Under previous tax law and carried forward into the 2018 tax law, anyone over age 70 ½ taking RMDs can make a “Qualified Charitable Distribution” (QCD) up to $100,000 annually directly from their IRA by the trustee to a qualified charity. Included in the total amount would be the RMD for the current year.

So what does all that mean for someone over 70 ½. It means simply that instead of taking your RMD personally and having to pay tax on it, you can instruct the trustee to make the direct distribution of any amount (up to $100,000 annually) DIRECTLY PAYABLE TO: Temple Beth Am The Reform Jewish Congregation of Merrick and Bellmore, Inc.

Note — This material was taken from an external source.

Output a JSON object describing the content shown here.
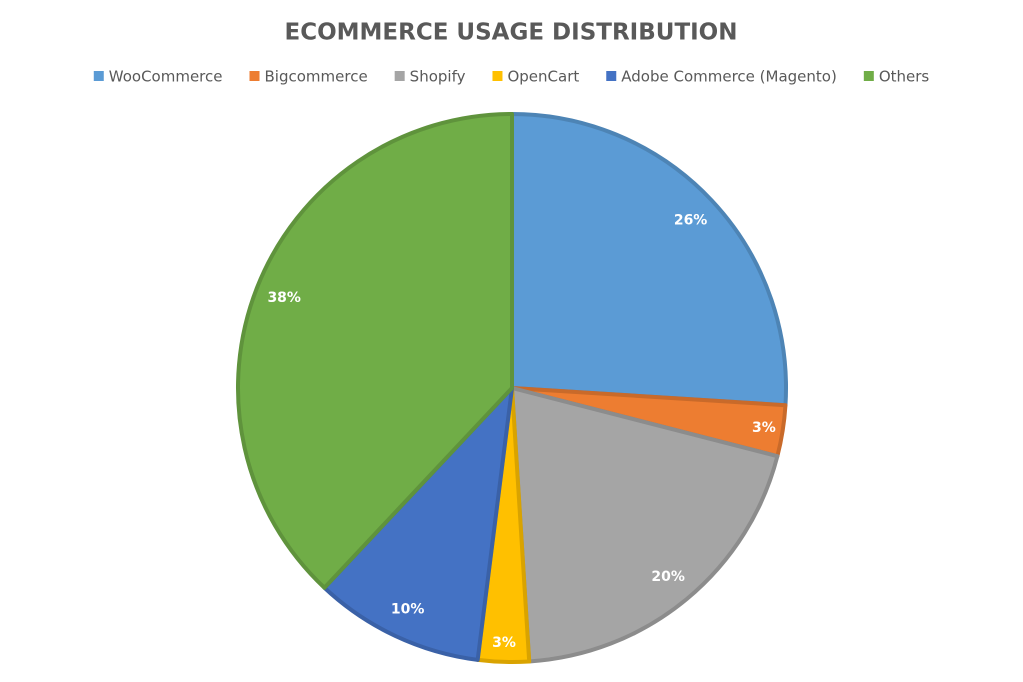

This direct contribution reduces your taxable income as it is not included at all and can be designated by you to pay your dues pledge in full along with any other fees and Kol Nidre pledges.

Another form of charitable giving that will save you money is to directly contribute appreciated stock. Yes, even with the latest ups and downs of the market many of us still have stock that has greatly appreciated in value over the years. Again, this would be a direct donation of the stock to the temple by instructing your investment advisor to make the transfer by 12/31/18. You do not sell the stock and, therefore, do not pay tax on the capital gains. Instead, you get a charitable donation on your tax return for the appreciated fair market value of the stock.

So now you’re saying “but I won’t be able to itemize anymore.” Actually, depending on the fair value of the stock along with the 10k SALT limitation and mortgage interest you may be able to.

BUT THERE’S MORE!! NYS has decoupled from the federal system. One of the provisions is that NYS does not follow the feds on itemized deductions so you will get all the deductions on your NYS tax return as in the past. So, if you can’t itemize on your federal return you will still be able to do so on your NYS return and get the full benefit of charitable giving.

The above is not meant to be professional tax or legal advice and is based on current tax law in effect for 2018. It is highly recommended that you consult your tax advisor to determine if these are the right moves for you.